И вновь плеть алых молний устремляется к нему, но на этот раз синие молнии, сорвавшись с его собственных пальцев, встречают эту плеть на середине пути. И вот уже двое врагов медленно кружатся по площади, неразрывно соединенные сетями алых и синих молний, молний, что столкнувшись друг с другом, отражаются в стороны и крушат дворцы и музеи, разбивая в мелкое крошево стены домов.
- Альберт, в эти самые секунды тысячи детей умирают по всему миру. От болезней, от голода. Ты не спасешь их, ты просто не успеешь спасти всех. Тысячи умрут, ты спасешь лишь одного. Но кто, кто, скажи мне, пожалуйста, Альберт, дал тебе право выбирать кому жить, а кому умереть? Неужели ты возомнил себя Судьей и Господом Богом, о котором говорил мне?! – Карл сорвался на крик. Алые молнии уверенно теснили синие, Альберт отступал. «Не думать, не думать об этом. Иначе – поражение и смерть.» И он заставил себя отринуть отчаяние, сменив его жгучей ненавистью к тому, кто всегда разрушал его надежды, кто приносил столько страданий людям. И теперь уже синие молнии перешли в наступление. А Карл продолжал :
- Ты ненавидишь меня, Альберт, я чувствую это. Ты призываешь гнев, ярость, чтобы потеснить меня. Так кто из нас Зло – ты или я? Ты говоришь о рае, Альберт. Но это иллюзия, бред твоего больного мозга. Как, как ты себе это представляешь? Что будет, если человек в твоем раю захочет убить другого, что ты сделаешь тогда, Альберт – подчинишь его волю своей? Изменишь его память? Но это насилие, враг мой, насилие над личностью. Неужели ты не понимаешь, что так нельзя. Изменить же природу людей, сделать так, чтобы они не хотели убивать друг друга, мы не можем. Ни ты, ни я. Открой глаза, Альберт, и ты поймешь – если есть Бог, то ему виднее - он знал, кому давать силу. Нет ни добра, ни зла, есть лишь Равновесие. В бесконечной борьбе двух сил, кроется равновесие Вселенной, война – двигатель прогресса, без войн и страданий человечество зачахнет, скатится в маразм, в трясину застоя и неподвижности. Если Бог дал силы тебе, чтобы ты вел человечество к «раю», то тот же Бог дал силы и мне, чтобы я мешал твоим безумным попыткам, чтобы в нашей борьбе рождались жизнь, движение и развитие Вселенной. Загляни себе в душу, Альберт, и ты поймешь, ты выполняешь свой долг, я – свой. Иначе и быть не может. Все должно быть именно так, и никак иначе.
«Этого не может быть!

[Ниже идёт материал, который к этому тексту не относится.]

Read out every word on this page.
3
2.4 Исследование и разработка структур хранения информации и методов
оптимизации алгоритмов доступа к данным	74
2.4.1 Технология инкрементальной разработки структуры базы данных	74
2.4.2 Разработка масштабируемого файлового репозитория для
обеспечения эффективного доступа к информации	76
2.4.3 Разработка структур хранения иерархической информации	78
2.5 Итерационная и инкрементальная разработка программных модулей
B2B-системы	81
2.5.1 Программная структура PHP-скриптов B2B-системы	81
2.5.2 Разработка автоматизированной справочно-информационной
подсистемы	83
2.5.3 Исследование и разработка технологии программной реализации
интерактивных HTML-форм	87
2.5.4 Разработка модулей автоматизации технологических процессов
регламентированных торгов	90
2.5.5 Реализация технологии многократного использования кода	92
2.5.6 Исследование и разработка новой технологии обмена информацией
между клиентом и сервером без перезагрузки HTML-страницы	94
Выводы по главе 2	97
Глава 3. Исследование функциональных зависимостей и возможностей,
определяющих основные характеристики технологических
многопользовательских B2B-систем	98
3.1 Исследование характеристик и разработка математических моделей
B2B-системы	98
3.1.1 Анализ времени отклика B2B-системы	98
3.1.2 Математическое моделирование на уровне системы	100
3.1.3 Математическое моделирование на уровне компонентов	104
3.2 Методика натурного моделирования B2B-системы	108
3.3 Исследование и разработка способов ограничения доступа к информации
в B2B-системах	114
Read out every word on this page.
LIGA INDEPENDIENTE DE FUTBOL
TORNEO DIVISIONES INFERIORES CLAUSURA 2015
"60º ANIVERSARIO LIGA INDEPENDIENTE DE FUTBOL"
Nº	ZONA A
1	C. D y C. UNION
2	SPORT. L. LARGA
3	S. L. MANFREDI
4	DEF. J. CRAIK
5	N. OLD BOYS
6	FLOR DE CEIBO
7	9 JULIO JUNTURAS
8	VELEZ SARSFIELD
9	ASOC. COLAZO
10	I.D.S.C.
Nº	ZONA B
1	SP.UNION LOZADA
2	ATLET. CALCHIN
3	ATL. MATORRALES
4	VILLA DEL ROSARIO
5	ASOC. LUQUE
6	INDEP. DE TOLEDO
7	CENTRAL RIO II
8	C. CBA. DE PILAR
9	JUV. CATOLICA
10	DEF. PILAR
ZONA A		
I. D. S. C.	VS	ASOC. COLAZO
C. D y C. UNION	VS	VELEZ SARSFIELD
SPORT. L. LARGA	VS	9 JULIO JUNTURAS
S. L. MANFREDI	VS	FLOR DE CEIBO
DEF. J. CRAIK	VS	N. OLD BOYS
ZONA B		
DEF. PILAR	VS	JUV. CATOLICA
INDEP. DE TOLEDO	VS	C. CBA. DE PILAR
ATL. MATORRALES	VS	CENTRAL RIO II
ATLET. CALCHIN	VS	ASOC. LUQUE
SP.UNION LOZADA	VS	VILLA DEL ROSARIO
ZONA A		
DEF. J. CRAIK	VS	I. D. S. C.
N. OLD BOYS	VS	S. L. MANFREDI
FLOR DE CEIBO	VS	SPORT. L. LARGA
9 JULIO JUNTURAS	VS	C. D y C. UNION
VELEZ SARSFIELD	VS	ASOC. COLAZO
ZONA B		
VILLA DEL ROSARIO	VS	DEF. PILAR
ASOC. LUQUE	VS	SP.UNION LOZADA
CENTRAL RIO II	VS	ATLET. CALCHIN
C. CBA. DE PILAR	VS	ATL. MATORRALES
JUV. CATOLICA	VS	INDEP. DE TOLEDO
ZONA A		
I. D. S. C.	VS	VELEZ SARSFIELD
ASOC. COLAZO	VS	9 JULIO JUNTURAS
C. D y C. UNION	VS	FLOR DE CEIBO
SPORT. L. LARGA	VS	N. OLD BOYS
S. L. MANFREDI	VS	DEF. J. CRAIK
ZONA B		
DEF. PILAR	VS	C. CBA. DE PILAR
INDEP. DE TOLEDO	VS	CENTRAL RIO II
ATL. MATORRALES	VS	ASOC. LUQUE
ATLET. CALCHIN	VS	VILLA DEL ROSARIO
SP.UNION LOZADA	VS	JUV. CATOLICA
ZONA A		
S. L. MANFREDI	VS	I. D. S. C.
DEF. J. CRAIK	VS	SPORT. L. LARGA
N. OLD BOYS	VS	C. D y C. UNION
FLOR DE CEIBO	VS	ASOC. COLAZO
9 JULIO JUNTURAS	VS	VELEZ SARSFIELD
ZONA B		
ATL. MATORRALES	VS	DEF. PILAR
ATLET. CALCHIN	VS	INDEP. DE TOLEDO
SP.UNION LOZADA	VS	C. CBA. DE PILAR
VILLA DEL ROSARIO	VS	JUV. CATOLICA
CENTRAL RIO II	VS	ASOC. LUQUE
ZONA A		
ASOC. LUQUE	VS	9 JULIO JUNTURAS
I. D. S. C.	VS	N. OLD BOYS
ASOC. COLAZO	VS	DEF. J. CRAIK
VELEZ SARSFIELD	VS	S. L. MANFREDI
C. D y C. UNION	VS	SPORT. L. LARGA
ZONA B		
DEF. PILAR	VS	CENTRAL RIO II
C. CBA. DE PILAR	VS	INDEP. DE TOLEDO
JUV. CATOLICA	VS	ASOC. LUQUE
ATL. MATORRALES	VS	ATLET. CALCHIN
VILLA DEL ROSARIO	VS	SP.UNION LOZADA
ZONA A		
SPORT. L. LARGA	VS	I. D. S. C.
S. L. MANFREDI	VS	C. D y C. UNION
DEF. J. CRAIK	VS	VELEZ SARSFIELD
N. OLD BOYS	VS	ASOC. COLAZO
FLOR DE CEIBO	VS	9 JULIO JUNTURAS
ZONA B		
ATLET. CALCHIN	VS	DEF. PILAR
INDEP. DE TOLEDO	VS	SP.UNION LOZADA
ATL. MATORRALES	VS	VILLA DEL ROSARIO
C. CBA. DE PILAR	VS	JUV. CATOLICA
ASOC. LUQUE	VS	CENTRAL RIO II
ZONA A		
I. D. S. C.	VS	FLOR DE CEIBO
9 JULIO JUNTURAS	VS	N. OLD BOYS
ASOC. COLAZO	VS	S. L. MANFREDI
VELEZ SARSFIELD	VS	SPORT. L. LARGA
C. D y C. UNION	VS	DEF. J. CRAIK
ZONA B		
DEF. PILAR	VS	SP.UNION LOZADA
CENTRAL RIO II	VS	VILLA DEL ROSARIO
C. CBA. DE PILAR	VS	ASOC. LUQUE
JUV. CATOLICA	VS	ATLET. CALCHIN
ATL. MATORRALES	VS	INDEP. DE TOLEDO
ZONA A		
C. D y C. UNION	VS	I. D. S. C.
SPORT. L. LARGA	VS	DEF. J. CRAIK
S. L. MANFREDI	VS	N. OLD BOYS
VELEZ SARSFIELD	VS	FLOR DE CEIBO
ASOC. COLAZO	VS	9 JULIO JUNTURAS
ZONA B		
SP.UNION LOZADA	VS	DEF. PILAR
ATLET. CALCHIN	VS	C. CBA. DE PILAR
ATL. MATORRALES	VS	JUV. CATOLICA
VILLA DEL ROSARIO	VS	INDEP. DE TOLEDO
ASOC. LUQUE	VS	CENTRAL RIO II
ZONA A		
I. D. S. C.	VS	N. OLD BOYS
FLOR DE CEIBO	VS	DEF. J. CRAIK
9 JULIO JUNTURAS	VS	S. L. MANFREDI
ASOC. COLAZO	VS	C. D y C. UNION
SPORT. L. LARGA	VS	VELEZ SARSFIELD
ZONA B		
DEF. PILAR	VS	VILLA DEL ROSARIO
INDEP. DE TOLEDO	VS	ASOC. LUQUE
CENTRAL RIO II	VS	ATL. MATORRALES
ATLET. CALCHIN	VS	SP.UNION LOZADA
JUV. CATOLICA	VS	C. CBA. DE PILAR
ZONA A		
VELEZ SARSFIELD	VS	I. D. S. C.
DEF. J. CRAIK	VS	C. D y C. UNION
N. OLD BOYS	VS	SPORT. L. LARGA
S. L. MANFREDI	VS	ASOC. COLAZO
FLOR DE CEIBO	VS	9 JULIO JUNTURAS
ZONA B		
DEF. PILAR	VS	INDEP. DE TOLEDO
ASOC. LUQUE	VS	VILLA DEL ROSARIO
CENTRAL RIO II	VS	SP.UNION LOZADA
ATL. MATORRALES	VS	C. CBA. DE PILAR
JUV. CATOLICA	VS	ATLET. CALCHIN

Господи, скажи, что это не так, прошу тебя, ответь!» - и синие молнии гаснут, алая плеть обвивает Альберта и, подобно щупальцам гигантского спрута, поднимает его высоко в воздух, чтобы затем со всего размаху швырнуть его на камни разрушенной площади.
Распростершись навзничь, он лежит, не в силах пошевелить ни рукой, ни ногой, дикая боль пронзает все его тело. Человек в сером костюме подходит к нему, черные лакированные туфли, на которых нет ни пятнышка, замирают возле его лица.
- Вот и все, Альберт.
Боль уходит, и мир разлетается миллионами осколков.
- Мы потеряли его.
- Он был обречен с самого начала, Володя. Его могло спасти только чудо. Белые стены пропитаны болью, горем и отчаянием. Тихий голос, разбивающий надежду и весь мир в пыль :
- Мне очень жаль, ваш сын умер.
Молчание. Слезы и тишина, а потом :
- Алеша! Нет! Господи, за что?! За что Алешеньку-то… За что?! – горе рыдающей матери сжимает ему сердце. Поражение. Опять.
- Я ведь тоже не всегда одерживал победу, Альберт, - это Карл. Люди не видят их, проходят сквозь них, не обращая внимания, - бывало и так, что поражение выпадало и на мою долю. Мне жаль тебя, Альберт. Действительно жаль. Но отступить я не могу, как и ты. До свидания, враг, – с этими словами он исчезает.
«Господи, умоляю тебя, ответь! Зачем, зачем ты дал нам эту силу, ради чего?! Почему, почему ты оставил меня, Создатель, почему?!» - немые, беззвучные вопли вторят рыданиям безутешной матери. «Господи, ответь мне!!!» Бог как всегда молчал.